BETRAYAL TRAUMA: HOW TO DEAL WITH MEMORIES OF AN AFFAIR
WHEN YOU DISCOVER YOUR PARTNER HAS CHEATED,
it is often instinctual to want to know all the details. You may press them for details or read all the text messages and infer meaning to each message. The problem with this is that later, as you are working through healing, these experiences may show up as flashbacks and intrusive memories.
Common triggers after an affair include being around your partner, not hearing from your partner, hearing your partner’s phone alert of a text message, or seeing your partner being consumed with their cellular phone.
Being betrayed by a partner can often be traumatic. Traumatic experiences can be followed by intrusive thoughts about the event such as images, thoughts and memories. Sometimes imaginative images from the affair can become intrusive.
This experience is often referred to as Betrayal Trauma and the diagnostic similarities are compared to Post-Traumatic Stress Disorder. Here are some ways you can work through overcoming these thoughts and memories that may be interfering with your daily life:
BE PRESENT
Practice simple acts of working to stay in the present moment. Be cautious about not escaping through food, alcohol, drugs or other avoidance tactics. Ways to be present include being mindful – noticing moments in your day where you focus on your 5 senses, which include sight, sound, touch, taste or smell. Other ways include yoga, breathing, and meditation. Even working to do just one of these things can help you stay present – and when your brain is focusing on the present it is impossible to be thinking about the past or the future.
JOURNAL
Write down things that you are thinking and feeling. The act of writing can help you gain clarity as to the ways you are thinking.
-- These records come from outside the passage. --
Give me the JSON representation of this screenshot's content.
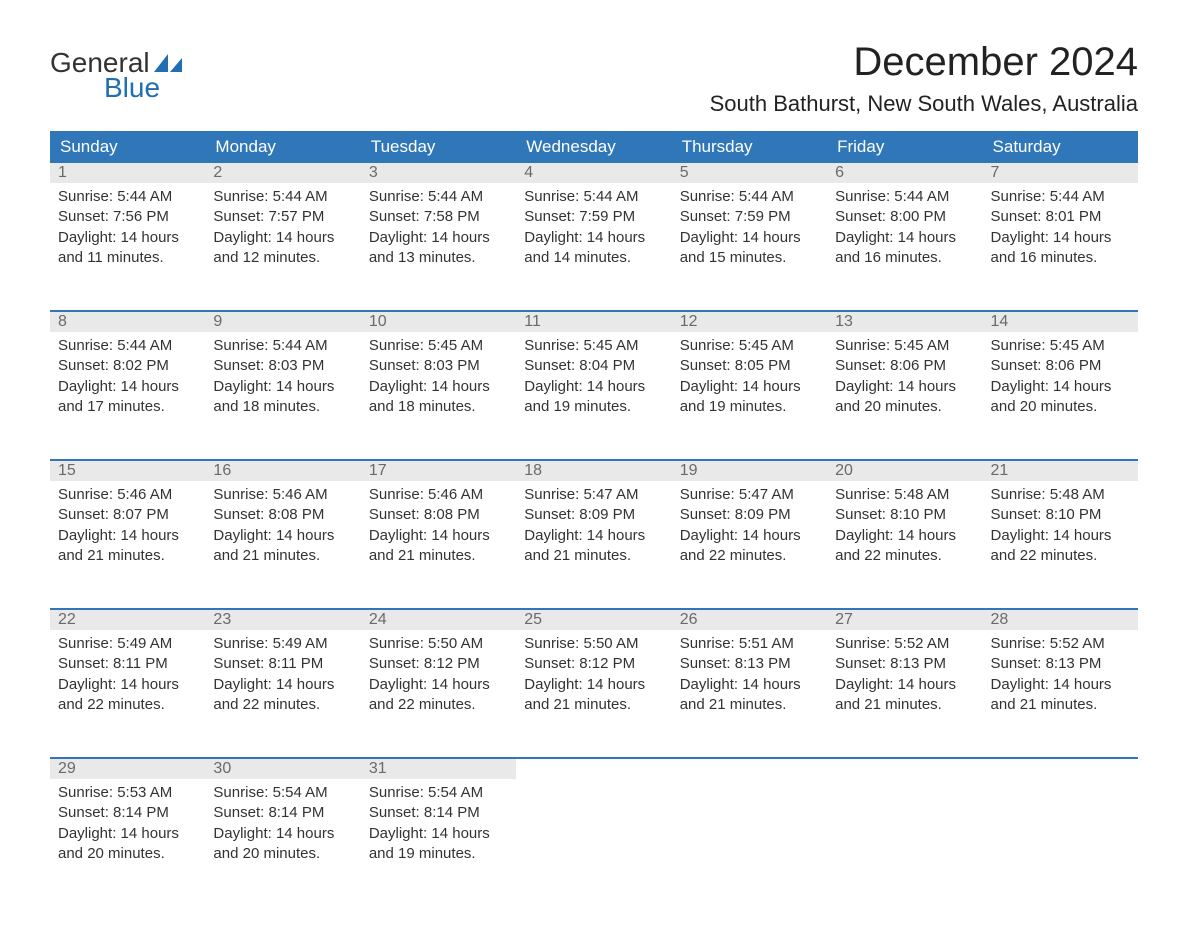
{
  "logo": {
    "line1": "General",
    "line2": "Blue",
    "accent_color": "#1f6fb2"
  },
  "title": "December 2024",
  "location": "South Bathurst, New South Wales, Australia",
  "colors": {
    "header_bg": "#2f77b8",
    "header_text": "#ffffff",
    "daynum_bg": "#e9e9e9",
    "daynum_text": "#6a6a6a",
    "body_text": "#333333",
    "rule": "#2f77b8"
  },
  "day_headers": [
    "Sunday",
    "Monday",
    "Tuesday",
    "Wednesday",
    "Thursday",
    "Friday",
    "Saturday"
  ],
  "weeks": [
    [
      {
        "n": "1",
        "sunrise": "Sunrise: 5:44 AM",
        "sunset": "Sunset: 7:56 PM",
        "daylight": "Daylight: 14 hours and 11 minutes."
      },
      {
        "n": "2",
        "sunrise": "Sunrise: 5:44 AM",
        "sunset": "Sunset: 7:57 PM",
        "daylight": "Daylight: 14 hours and 12 minutes."
      },
      {
        "n": "3",
        "sunrise": "Sunrise: 5:44 AM",
        "sunset": "Sunset: 7:58 PM",
        "daylight": "Daylight: 14 hours and 13 minutes."
      },
      {
        "n": "4",
        "sunrise": "Sunrise: 5:44 AM",
        "sunset": "Sunset: 7:59 PM",
        "daylight": "Daylight: 14 hours and 14 minutes."
      },
      {
        "n": "5",
        "sunrise": "Sunrise: 5:44 AM",
        "sunset": "Sunset: 7:59 PM",
        "daylight": "Daylight: 14 hours and 15 minutes."
      },
      {
        "n": "6",
        "sunrise": "Sunrise: 5:44 AM",
        "sunset": "Sunset: 8:00 PM",
        "daylight": "Daylight: 14 hours and 16 minutes."
      },
      {
        "n": "7",
        "sunrise": "Sunrise: 5:44 AM",
        "sunset": "Sunset: 8:01 PM",
        "daylight": "Daylight: 14 hours and 16 minutes."
      }
    ],
    [
      {
        "n": "8",
        "sunrise": "Sunrise: 5:44 AM",
        "sunset": "Sunset: 8:02 PM",
        "daylight": "Daylight: 14 hours and 17 minutes."
      },
      {
        "n": "9",
        "sunrise": "Sunrise: 5:44 AM",
        "sunset": "Sunset: 8:03 PM",
        "daylight": "Daylight: 14 hours and 18 minutes."
      },
      {
        "n": "10",
        "sunrise": "Sunrise: 5:45 AM",
        "sunset": "Sunset: 8:03 PM",
        "daylight": "Daylight: 14 hours and 18 minutes."
      },
      {
        "n": "11",
        "sunrise": "Sunrise: 5:45 AM",
        "sunset": "Sunset: 8:04 PM",
        "daylight": "Daylight: 14 hours and 19 minutes."
      },
      {
        "n": "12",
        "sunrise": "Sunrise: 5:45 AM",
        "sunset": "Sunset: 8:05 PM",
        "daylight": "Daylight: 14 hours and 19 minutes."
      },
      {
        "n": "13",
        "sunrise": "Sunrise: 5:45 AM",
        "sunset": "Sunset: 8:06 PM",
        "daylight": "Daylight: 14 hours and 20 minutes."
      },
      {
        "n": "14",
        "sunrise": "Sunrise: 5:45 AM",
        "sunset": "Sunset: 8:06 PM",
        "daylight": "Daylight: 14 hours and 20 minutes."
      }
    ],
    [
      {
        "n": "15",
        "sunrise": "Sunrise: 5:46 AM",
        "sunset": "Sunset: 8:07 PM",
        "daylight": "Daylight: 14 hours and 21 minutes."
      },
      {
        "n": "16",
        "sunrise": "Sunrise: 5:46 AM",
        "sunset": "Sunset: 8:08 PM",
        "daylight": "Daylight: 14 hours and 21 minutes."
      },
      {
        "n": "17",
        "sunrise": "Sunrise: 5:46 AM",
        "sunset": "Sunset: 8:08 PM",
        "daylight": "Daylight: 14 hours and 21 minutes."
      },
      {
        "n": "18",
        "sunrise": "Sunrise: 5:47 AM",
        "sunset": "Sunset: 8:09 PM",
        "daylight": "Daylight: 14 hours and 21 minutes."
      },
      {
        "n": "19",
        "sunrise": "Sunrise: 5:47 AM",
        "sunset": "Sunset: 8:09 PM",
        "daylight": "Daylight: 14 hours and 22 minutes."
      },
      {
        "n": "20",
        "sunrise": "Sunrise: 5:48 AM",
        "sunset": "Sunset: 8:10 PM",
        "daylight": "Daylight: 14 hours and 22 minutes."
      },
      {
        "n": "21",
        "sunrise": "Sunrise: 5:48 AM",
        "sunset": "Sunset: 8:10 PM",
        "daylight": "Daylight: 14 hours and 22 minutes."
      }
    ],
    [
      {
        "n": "22",
        "sunrise": "Sunrise: 5:49 AM",
        "sunset": "Sunset: 8:11 PM",
        "daylight": "Daylight: 14 hours and 22 minutes."
      },
      {
        "n": "23",
        "sunrise": "Sunrise: 5:49 AM",
        "sunset": "Sunset: 8:11 PM",
        "daylight": "Daylight: 14 hours and 22 minutes."
      },
      {
        "n": "24",
        "sunrise": "Sunrise: 5:50 AM",
        "sunset": "Sunset: 8:12 PM",
        "daylight": "Daylight: 14 hours and 22 minutes."
      },
      {
        "n": "25",
        "sunrise": "Sunrise: 5:50 AM",
        "sunset": "Sunset: 8:12 PM",
        "daylight": "Daylight: 14 hours and 21 minutes."
      },
      {
        "n": "26",
        "sunrise": "Sunrise: 5:51 AM",
        "sunset": "Sunset: 8:13 PM",
        "daylight": "Daylight: 14 hours and 21 minutes."
      },
      {
        "n": "27",
        "sunrise": "Sunrise: 5:52 AM",
        "sunset": "Sunset: 8:13 PM",
        "daylight": "Daylight: 14 hours and 21 minutes."
      },
      {
        "n": "28",
        "sunrise": "Sunrise: 5:52 AM",
        "sunset": "Sunset: 8:13 PM",
        "daylight": "Daylight: 14 hours and 21 minutes."
      }
    ],
    [
      {
        "n": "29",
        "sunrise": "Sunrise: 5:53 AM",
        "sunset": "Sunset: 8:14 PM",
        "daylight": "Daylight: 14 hours and 20 minutes."
      },
      {
        "n": "30",
        "sunrise": "Sunrise: 5:54 AM",
        "sunset": "Sunset: 8:14 PM",
        "daylight": "Daylight: 14 hours and 20 minutes."
      },
      {
        "n": "31",
        "sunrise": "Sunrise: 5:54 AM",
        "sunset": "Sunset: 8:14 PM",
        "daylight": "Daylight: 14 hours and 19 minutes."
      },
      null,
      null,
      null,
      null
    ]
  ]
}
It can be helpful in journaling, to be focusing on your belief systems about cheating or affairs (no relationship lasts, everyone cheats) and your core beliefs (I am unloveable, I am not enough) that may have been triggered from the affair.
ANTICIPATE TRIGGERS
Pay attention to what triggers flashbacks for you and try to find ways to avoid these triggers. As your healing progresses, work to develop coping skills for managing these triggers. Please remember, initially it is okay to avoid these triggers initially until you begin to develop more tolerance for the triggers.
BE KIND TO YOURSELF
Forgive yourself for not knowing about the affair. It is not uncommon for the cheating partner to blame the betrayed partner for the affair after it has been discovered. This is often a reactive response from the cheating partner as the guilt and shame may feel overwhelming.
FOCUS ON SELF-CARE
Pay attention to doing the small things that will care for your mind, body, and soul. Eat balanced and healthy meals, exercise for 20 minutes a day, take a class about something you want to learn, read a book, get atleast 7-8 hours of sleep. You know what you love to do. Do the things that help you feel good about yourself.
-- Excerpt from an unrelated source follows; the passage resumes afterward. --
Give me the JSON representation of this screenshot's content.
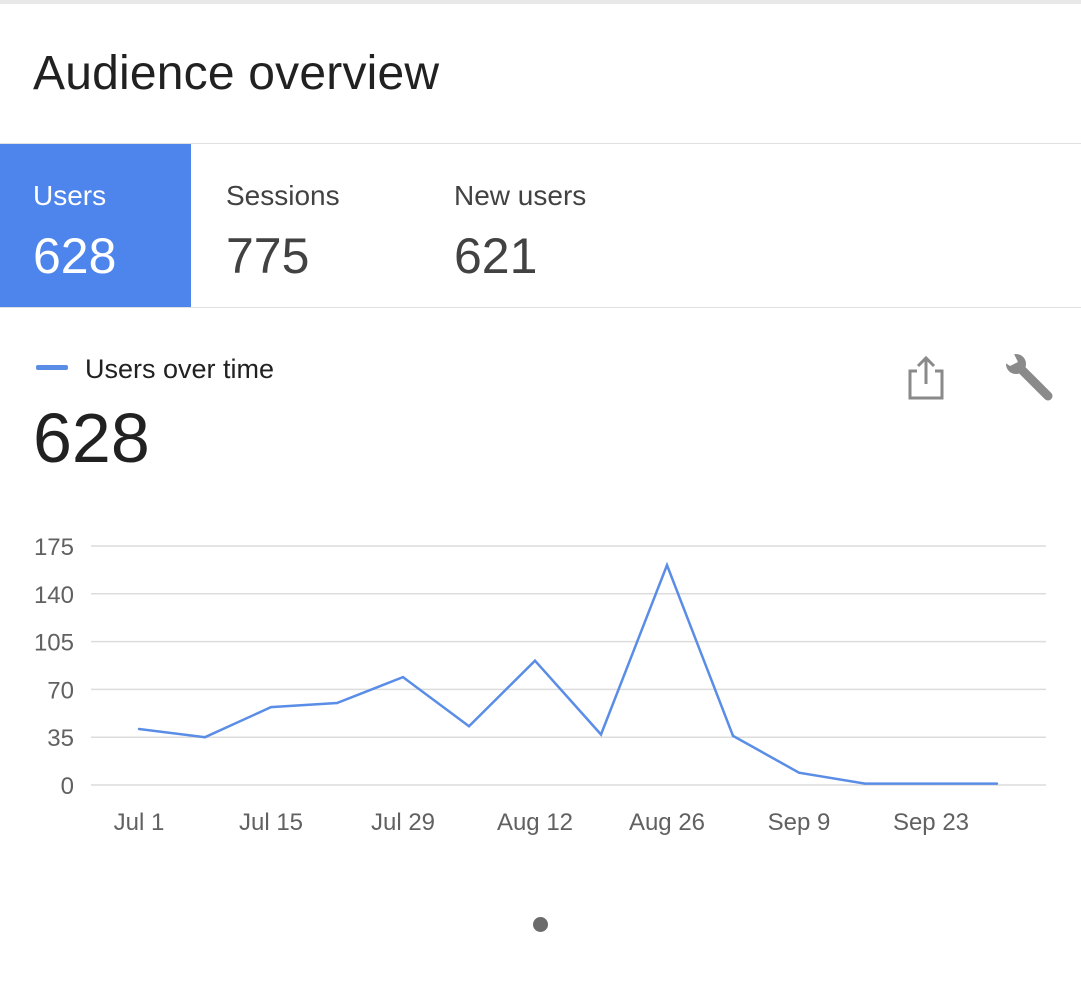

AVOID BRINGING OTHERS INTO IT
Sometimes it can be tempting to want to talk about the ways you are feeling hurt or are struggling. However, if you choose to work through the affair, your friends and family may not be as quick to be forgiving or understanding about their choice. Sometimes this lead to awkwardness or a loss of a friendship.
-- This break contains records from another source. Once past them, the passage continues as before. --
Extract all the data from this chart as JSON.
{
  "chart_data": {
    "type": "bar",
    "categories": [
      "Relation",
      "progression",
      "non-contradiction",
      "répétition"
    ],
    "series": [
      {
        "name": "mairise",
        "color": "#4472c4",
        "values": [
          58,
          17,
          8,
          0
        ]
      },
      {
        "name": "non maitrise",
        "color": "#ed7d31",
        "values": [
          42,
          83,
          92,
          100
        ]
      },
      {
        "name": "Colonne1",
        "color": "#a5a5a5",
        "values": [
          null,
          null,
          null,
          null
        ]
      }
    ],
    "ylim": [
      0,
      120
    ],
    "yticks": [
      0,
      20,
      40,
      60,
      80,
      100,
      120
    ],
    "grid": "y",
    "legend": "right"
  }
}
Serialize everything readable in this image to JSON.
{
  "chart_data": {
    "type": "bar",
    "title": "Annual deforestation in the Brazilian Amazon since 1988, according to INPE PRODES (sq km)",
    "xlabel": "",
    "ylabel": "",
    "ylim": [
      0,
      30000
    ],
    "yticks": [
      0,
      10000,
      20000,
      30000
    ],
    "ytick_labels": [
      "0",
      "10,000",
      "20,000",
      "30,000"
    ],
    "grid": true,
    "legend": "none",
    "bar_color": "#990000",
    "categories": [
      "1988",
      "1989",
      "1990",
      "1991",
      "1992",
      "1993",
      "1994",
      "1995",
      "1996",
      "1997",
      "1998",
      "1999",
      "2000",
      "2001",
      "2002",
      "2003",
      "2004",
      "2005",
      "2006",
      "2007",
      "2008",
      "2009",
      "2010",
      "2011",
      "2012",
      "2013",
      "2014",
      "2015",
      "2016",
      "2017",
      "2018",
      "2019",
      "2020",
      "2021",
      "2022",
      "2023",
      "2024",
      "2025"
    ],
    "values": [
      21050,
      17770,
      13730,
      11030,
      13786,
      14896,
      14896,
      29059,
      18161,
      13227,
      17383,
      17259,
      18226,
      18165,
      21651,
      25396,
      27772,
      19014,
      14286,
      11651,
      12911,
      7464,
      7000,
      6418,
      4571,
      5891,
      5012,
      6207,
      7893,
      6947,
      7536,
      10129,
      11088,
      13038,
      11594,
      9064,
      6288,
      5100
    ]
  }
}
SEE A THERAPIST OR COUNSELOR
If you need to talk through the affair, it can be helpful to seek professional help. Sometimes it is best to talk with someone completely outside of your situation. While it may be tempting to want couples counseling from the get go, it may be best to work through some of your own intense reactions from the affair BEFORE going to couples therapy. Also, if you are meeting with a therapist who pushes you to do something you don’t want to do, seek different counsel. While we may have lots of education and training, it doesn’t mean we are experts on how you want to live your life.